Do not be conformed to this world, but be transformed by the renewing of your minds, so that you may discern what is the will of God—what is good and acceptable and perfect. – Romans 12:2
It was the winter of 1989, I think. I was in the midst of considering the question, “What is a call from God? What is my call from God?” I was having a conversation with an old friend who was going through the same process. For some reason lost to middle-aged forgetfulness, the talk turned to the question of gay folk in ministry. As I said, I have forgotten what I said before and after, I remember all to vividly something I said, something that has stayed with me, shaped me, and pushed my thoughts on this question in the quarter-century since. “Since I have no idea what this whole call-to-ministry thing is, beyond believing that God is calling me to do something, who am I or anyone to question someone’s call to ministry just because they’re gay?” That simple, logical formula has been the plumb line for my reflections on these questions ever since.

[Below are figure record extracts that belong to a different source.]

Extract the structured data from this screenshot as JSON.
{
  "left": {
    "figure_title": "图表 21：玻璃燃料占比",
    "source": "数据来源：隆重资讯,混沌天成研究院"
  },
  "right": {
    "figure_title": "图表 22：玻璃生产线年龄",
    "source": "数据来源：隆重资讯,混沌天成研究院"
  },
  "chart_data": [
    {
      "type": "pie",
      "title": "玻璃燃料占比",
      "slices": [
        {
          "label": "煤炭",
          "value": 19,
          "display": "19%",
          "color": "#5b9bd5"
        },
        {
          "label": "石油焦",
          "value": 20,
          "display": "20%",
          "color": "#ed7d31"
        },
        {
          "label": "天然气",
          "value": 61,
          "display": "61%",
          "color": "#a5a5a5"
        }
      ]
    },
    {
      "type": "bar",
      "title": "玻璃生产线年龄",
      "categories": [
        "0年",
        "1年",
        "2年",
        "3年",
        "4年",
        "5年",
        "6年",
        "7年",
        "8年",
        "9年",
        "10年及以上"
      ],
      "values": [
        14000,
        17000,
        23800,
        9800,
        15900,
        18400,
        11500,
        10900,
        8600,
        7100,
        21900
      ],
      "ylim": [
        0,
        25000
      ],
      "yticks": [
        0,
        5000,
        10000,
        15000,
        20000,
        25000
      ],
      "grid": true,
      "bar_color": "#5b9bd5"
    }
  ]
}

The funny thing, of course, was that at this time the number of folks I knew who self-identified as a sexual minority was precisely zero. The whole issue was abstract for me. Within a year all that would change and the challenge I would face was my own inner thoughts and prejudices that suddenly came to the surface when I met actual flesh-and-blood folks who were happy to be known as gay or lesbian. Getting to know them as people for whom this modifier was only one among many that shaped their identity certainly helped. Realizing that I had now to live out what I had previously said I believed, viz., that these folks call to ministry was as legitimate as any other, I was humbled by own earlier forthrightness precisely because I had not reckoned my own feelings. In retrospect, this process was actually quite quick, although at the time it was largely silent, unknown to anyone else. I just wasn’t sure that being in Seminary was a place I could be honest about this struggle; I had to come to terms with my feelings on my own.

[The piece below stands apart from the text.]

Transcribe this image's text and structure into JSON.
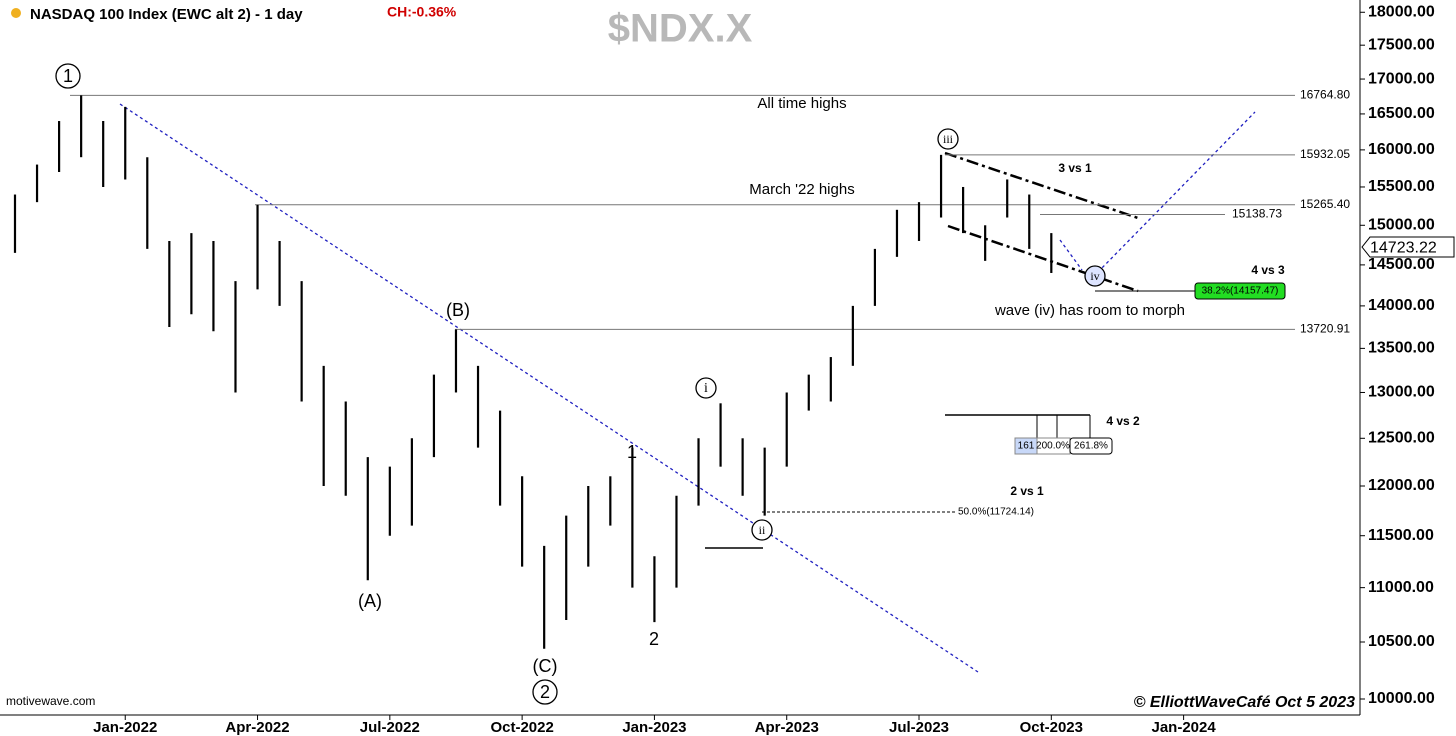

Fast forward to now. Our denominational battles over sexuality, our theology of sex, our policies and practice of ministry toward and with sexual minorities is, yet again, reaching a fever pitch as we come ever closer to yet another General Conference at which these matters will be front and center. Until just the past few days, I was quite sure what side was “right” and what side was “wrong”. Convinced of my own theological and moral purity on this matter, I was as disdainful and destructive of others as they have been of me. Anger, bitterness, charges and counter-charges of bad exegesis, faulty theology, even apostasy seemed so easy to make, especially since I was so sure I was right.

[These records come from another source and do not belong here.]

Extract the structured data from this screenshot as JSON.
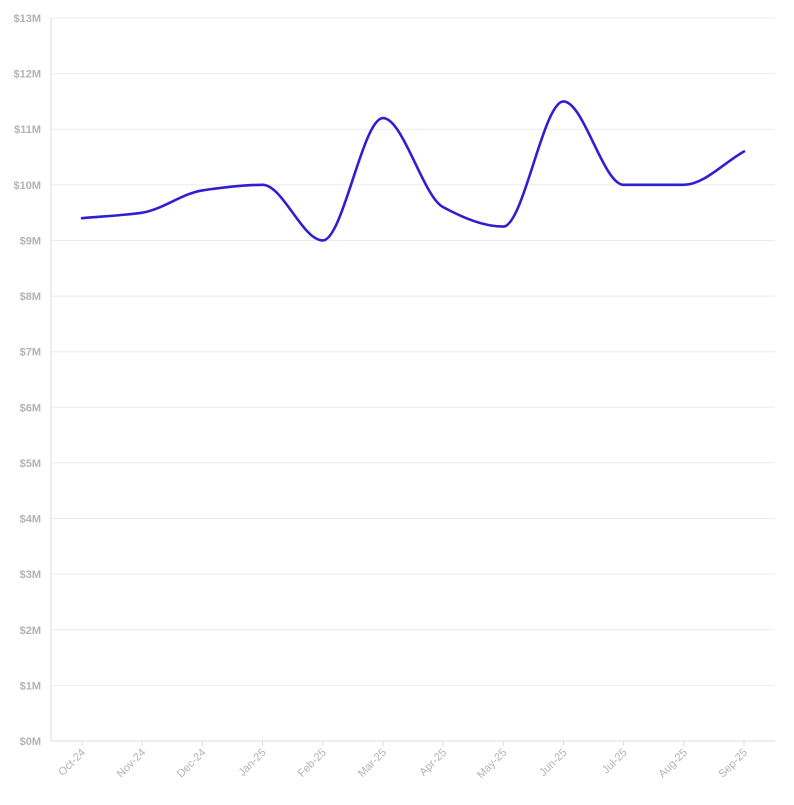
{
  "chart_data": {
    "type": "line",
    "title": "",
    "xlabel": "",
    "ylabel": "",
    "categories": [
      "Oct-24",
      "Nov-24",
      "Dec-24",
      "Jan-25",
      "Feb-25",
      "Mar-25",
      "Apr-25",
      "May-25",
      "Jun-25",
      "Jul-25",
      "Aug-25",
      "Sep-25"
    ],
    "series": [
      {
        "values": [
          9.4,
          9.5,
          9.9,
          10.0,
          9.0,
          11.2,
          9.6,
          9.25,
          11.5,
          10.0,
          10.0,
          10.6
        ],
        "color": "#2f1fd1"
      }
    ],
    "ylim": [
      0,
      13
    ],
    "y_unit": "millions USD",
    "y_ticks": [
      0,
      1,
      2,
      3,
      4,
      5,
      6,
      7,
      8,
      9,
      10,
      11,
      12,
      13
    ],
    "y_tick_labels": [
      "$0M",
      "$1M",
      "$2M",
      "$3M",
      "$4M",
      "$5M",
      "$6M",
      "$7M",
      "$8M",
      "$9M",
      "$10M",
      "$11M",
      "$12M",
      "$13M"
    ],
    "grid": true,
    "legend": "none",
    "smooth": true,
    "x_tick_rotation_deg": -45
  }
}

Then I realized who I had become.
So now, rather than man the ramparts, I want to know the answer to one, simple, question: What have been my motives not only to support full inclusion, but to act with such anger and – let’s be honest – hate toward those with whom I disagree? Rather than rely upon my confidence in my own righteousness, I really honestly want to know if, no matter how honest and well-intentioned, there might well be conformation at work, rather than transformation. Which is not to say that, suddenly, I’m going to become an opposite partisan in our on-going self-flagellation. No, I’m just asking a question I hope and pray we all do as we move forward. Are we really, truly so sure of ourselves that we believe we speak for God? How far, really, have we opened ourselves to the transformation of our minds so that we can discern the will of God? How far have we been motivated by a deep well of fellow-feeling for our fellow human beings? Are we so eager to be “prophetic”, to be heard as some forward-thinker, to gather around us those who believe and act like us that we are not humbling ourselves before God in prayer and one another, seeking discernment.
This isn’t easy. It shouldn’t be. It is necessary, however, if our discussion and dialogue is to bear fruit worthy of repentance.